Germany’s HEH: “great interest” in Stade LNG capacity booking

Germany’s Hanseatic Energy Hub, the developer of the Stade LNG import terminal near Hamburg, said market players have shown “great interest” to book capacity at the planned facility.

Last month, HEH invited international market participants to express their interest in booking long-term capacity in Stade from 2026 as it looks to accelerate the realization of the LNG import terminal with a capacity of 12 bcm per year.

HEH announced on Monday “very positive results” from its expression of interest process showing that the market has “great interest in capacity bookings at Stade.”

“What is needed now is a swift translation of the political signals in Germany into concrete measures: accelerated approval processes, flexible and swift procedures at BNetzA and, above all, equal treatment of all LNG projects,” the firm said.

HEH did not provide any additional information.

Germany plans several LNG import facilities

Germany currently has no large LNG import terminals but there are several facilities on the table including proposals from German LNG Terminal and Uniper, which received backing by the government.

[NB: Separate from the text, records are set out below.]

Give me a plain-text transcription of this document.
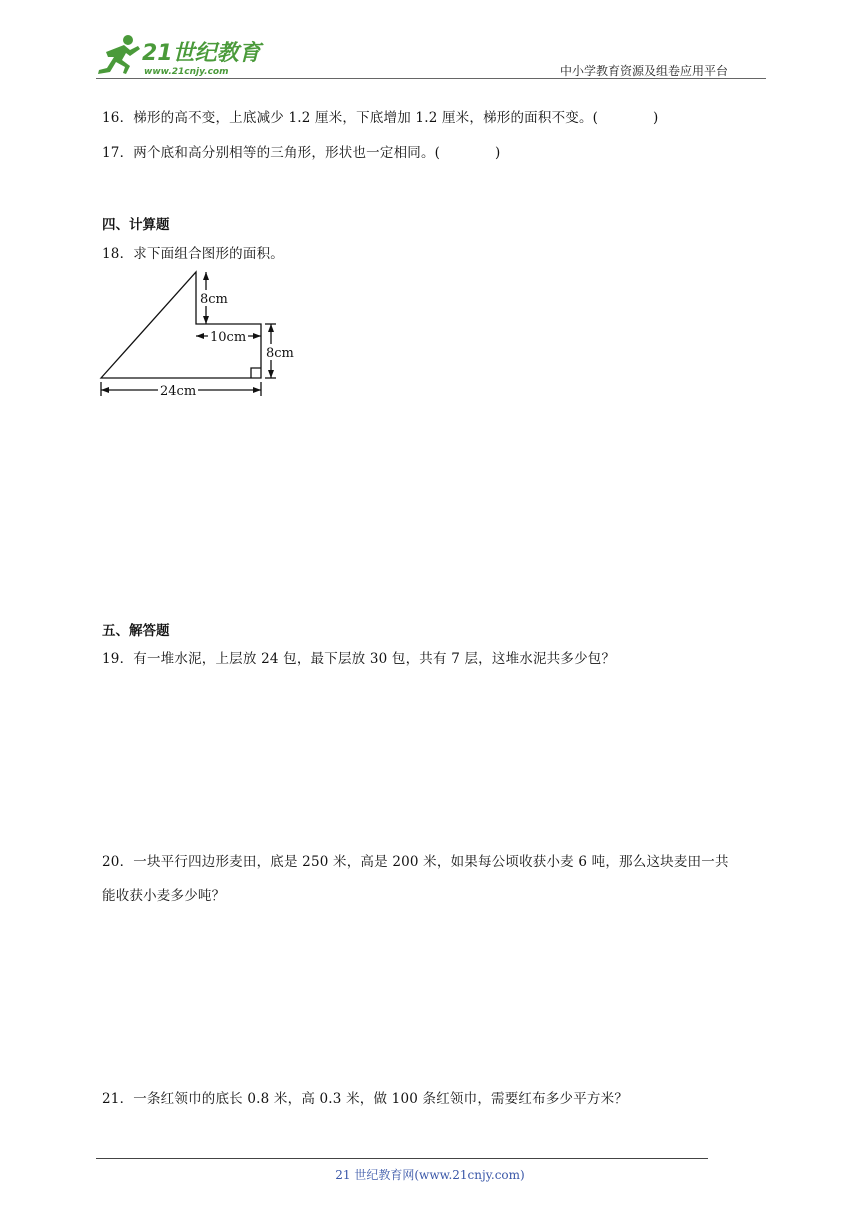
21世纪教育
www.21cnjy.com	中小学教育资源及组卷应用平台
16．梯形的高不变，上底减少 1.2 厘米，下底增加 1.2 厘米，梯形的面积不变。(　　　　)
17．两个底和高分别相等的三角形，形状也一定相同。(　　　　)
四、计算题
18．求下面组合图形的面积。
8cm
10cm
8cm
24cm
五、解答题
19．有一堆水泥，上层放 24 包，最下层放 30 包，共有 7 层，这堆水泥共多少包？
20．一块平行四边形麦田，底是 250 米，高是 200 米，如果每公顷收获小麦 6 吨，那么这块麦田一共
能收获小麦多少吨？
21．一条红领巾的底长 0.8 米，高 0.3 米，做 100 条红领巾，需要红布多少平方米？
21 世纪教育网(www.21cnjy.com)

Uniper and RWE are also finalizing talks to secure three floating storage and regasification units (FSRUs) for Germany as the country looks to ditch Russian gas supplies.

Last month, Germany’s HEH received approval from the local government for the planned Stade facility and signed a memorandum of understanding with German energy firm EnBW for capacity booking.

Current HEH partners include Germany’s Buss Group, Switzerland’s Partners Group, and Belgium’s Fluxys.

With its planned regasification capacity of 12 bcm per year, the LNG terminal in Stade would be able to cover about ten percent of Germany’s gas demand, according to HEH.

Located on the Elbe river within the Dow industrial park, the hub would initially handle LNG and low-carbon energy carriers such as bio-LNG and synthetic methane.

The concept also includes a truck loading facility and a jetty for bunkering vessels.

As global supply grows, it would later also be available for the import of “climate-neutral” energy sources such as ammonia, HEH previously said.